Il a été rendu le jugement dont la teneur suit :
ENTRE :
COMMUNAUTE D’AGGLOMERATION DU TERRITOIRE DE LA COTE OUEST
[Adresse 1]
[Adresse 1]
[Localité 8]
Représentée par Maître Nicolas CHARREL de la SCP CHARREL ET ASSOCIES, avocat au Barreau de MONTPELLIER.
Représentée par Maître Virginie GARNIER, avocat au Barreau de SAINT-DENIS-DE-LA-REUNION.
D’UNE PART,
ET
DÉFENDEUR(S)
S.A.R.L. GT STOCK PEI
[Adresse 2]
[Adresse 2]
[Localité 7]
Non comparante, non représentée,
D'AUTRE PART,
En présence de Madame Sandra SERIACAROUPIN-DELATTRE, Commissaire du Gouvernement.
EXPOSÉ DES FAITS ET DE LA PROCÉDURE
Selon ordonnance en date du 07 mars 2019, le juge de l’expropriation de [Localité 9] a déclaré expropriés immédiatement pour cause d’utilité publique au profit de la Communauté Territoire de la Côte Ouest (le TCO) les immeubles, portions d’immeubles, droits réels immobiliers cadastrés dans les section HN [Cadastre 3], AB [Cadastre 5], AB [Cadastre 6] appartenant aux consorts [U]-[F] et situés sur le territoire de la commune de [Localité 10] et a envoyé l’autorité expropriante en possession.
Par jugement du 09 novembre 2015, le juge de l’expropriation a fixé le montant de l’indemnisation due aux consorts [U]-[F].
Par arrêt du 18 mai 2020, la cour d’appel de [Localité 9] a dit n’y avoir lieu à jonction avec une procédure, déclaré irrecevables comme tardives les conclusions du commissaire du Gouvernement et confirmé pour le surplus le jugement du 09 novembre 2015 déféré.
Le 10 août 2020, le TCO a procédé à la consignation des sommes dues aux consorts [U]-[F] dont attestation de paiement a été délivrée le 29 septembre 2020.

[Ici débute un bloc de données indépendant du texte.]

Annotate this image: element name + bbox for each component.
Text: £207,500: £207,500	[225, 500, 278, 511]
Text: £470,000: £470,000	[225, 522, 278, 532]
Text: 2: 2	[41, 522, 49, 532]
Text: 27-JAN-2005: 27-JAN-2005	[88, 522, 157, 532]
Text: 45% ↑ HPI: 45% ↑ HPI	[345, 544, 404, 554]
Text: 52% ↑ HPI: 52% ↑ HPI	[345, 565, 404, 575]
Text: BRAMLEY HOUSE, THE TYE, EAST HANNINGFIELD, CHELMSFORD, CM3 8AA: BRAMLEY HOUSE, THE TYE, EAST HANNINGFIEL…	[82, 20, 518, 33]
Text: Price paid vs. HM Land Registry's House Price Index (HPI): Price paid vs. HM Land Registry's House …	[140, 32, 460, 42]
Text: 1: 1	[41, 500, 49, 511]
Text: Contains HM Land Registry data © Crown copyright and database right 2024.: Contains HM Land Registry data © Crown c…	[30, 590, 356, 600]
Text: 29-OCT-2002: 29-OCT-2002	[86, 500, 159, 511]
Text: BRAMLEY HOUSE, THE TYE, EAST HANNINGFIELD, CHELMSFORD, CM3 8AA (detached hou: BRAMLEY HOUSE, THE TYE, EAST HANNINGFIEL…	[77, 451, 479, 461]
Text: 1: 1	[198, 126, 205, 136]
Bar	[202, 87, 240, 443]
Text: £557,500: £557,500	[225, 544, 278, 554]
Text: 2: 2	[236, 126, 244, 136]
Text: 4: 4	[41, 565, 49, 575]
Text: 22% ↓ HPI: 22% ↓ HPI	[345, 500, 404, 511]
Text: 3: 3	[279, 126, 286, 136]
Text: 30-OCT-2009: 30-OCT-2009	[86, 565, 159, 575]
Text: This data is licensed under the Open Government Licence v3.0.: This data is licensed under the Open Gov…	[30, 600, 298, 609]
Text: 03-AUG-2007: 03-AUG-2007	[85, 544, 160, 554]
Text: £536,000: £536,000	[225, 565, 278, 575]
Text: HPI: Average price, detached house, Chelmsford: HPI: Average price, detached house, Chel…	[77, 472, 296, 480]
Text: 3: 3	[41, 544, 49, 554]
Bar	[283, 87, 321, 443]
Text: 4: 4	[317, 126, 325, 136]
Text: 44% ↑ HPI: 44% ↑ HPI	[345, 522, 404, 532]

L’ensemble des consorts [U]-[F] a été avisé par voie de signification de la consignation le 18 janvier 2021.
Suite à son entrée en possession le 18 février suivant, le TCO a toutefois constaté que plusieurs occupants se maintenaient sur les lieux expropriés dont la SARL GT Stock Péi.
Par courrier du 17 juin 2021 et 13 janvier 2022 , le TCO a vainement mis en demeure la SARL GT Stock Péi de libérer la parcelle HN [Cadastre 3] dans un délai de deux mois à réception du courrier.

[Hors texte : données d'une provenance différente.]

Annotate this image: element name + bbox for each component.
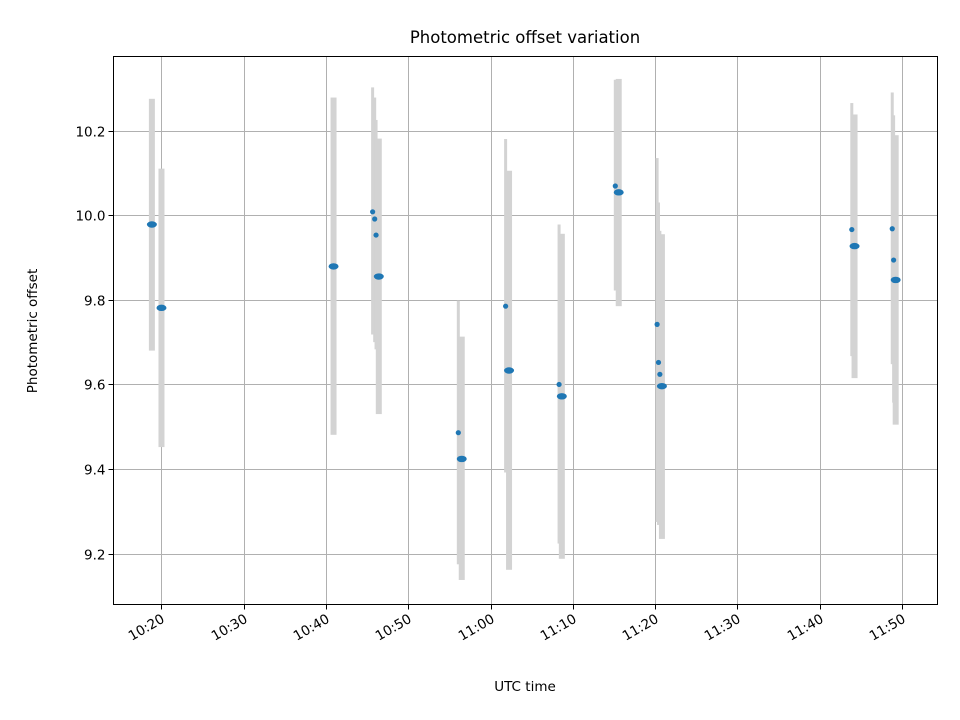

Par acte du 09 décembre 2022, le TCO a ensuite signifié à la SARL GT Stock Péi une mise en demeure de libérer les lieux en date du 08 décembre 2022, l’acte ayant été remis à étude, ce qui est demeuré infructueux.
Par constat de commissaire de justice en date du 14 février 2023, il a été constaté la présence de la SARL GT Stock Péi sur une partie de la parcelle close par un portail et comportant un panneau au nom de la société Stock Péi.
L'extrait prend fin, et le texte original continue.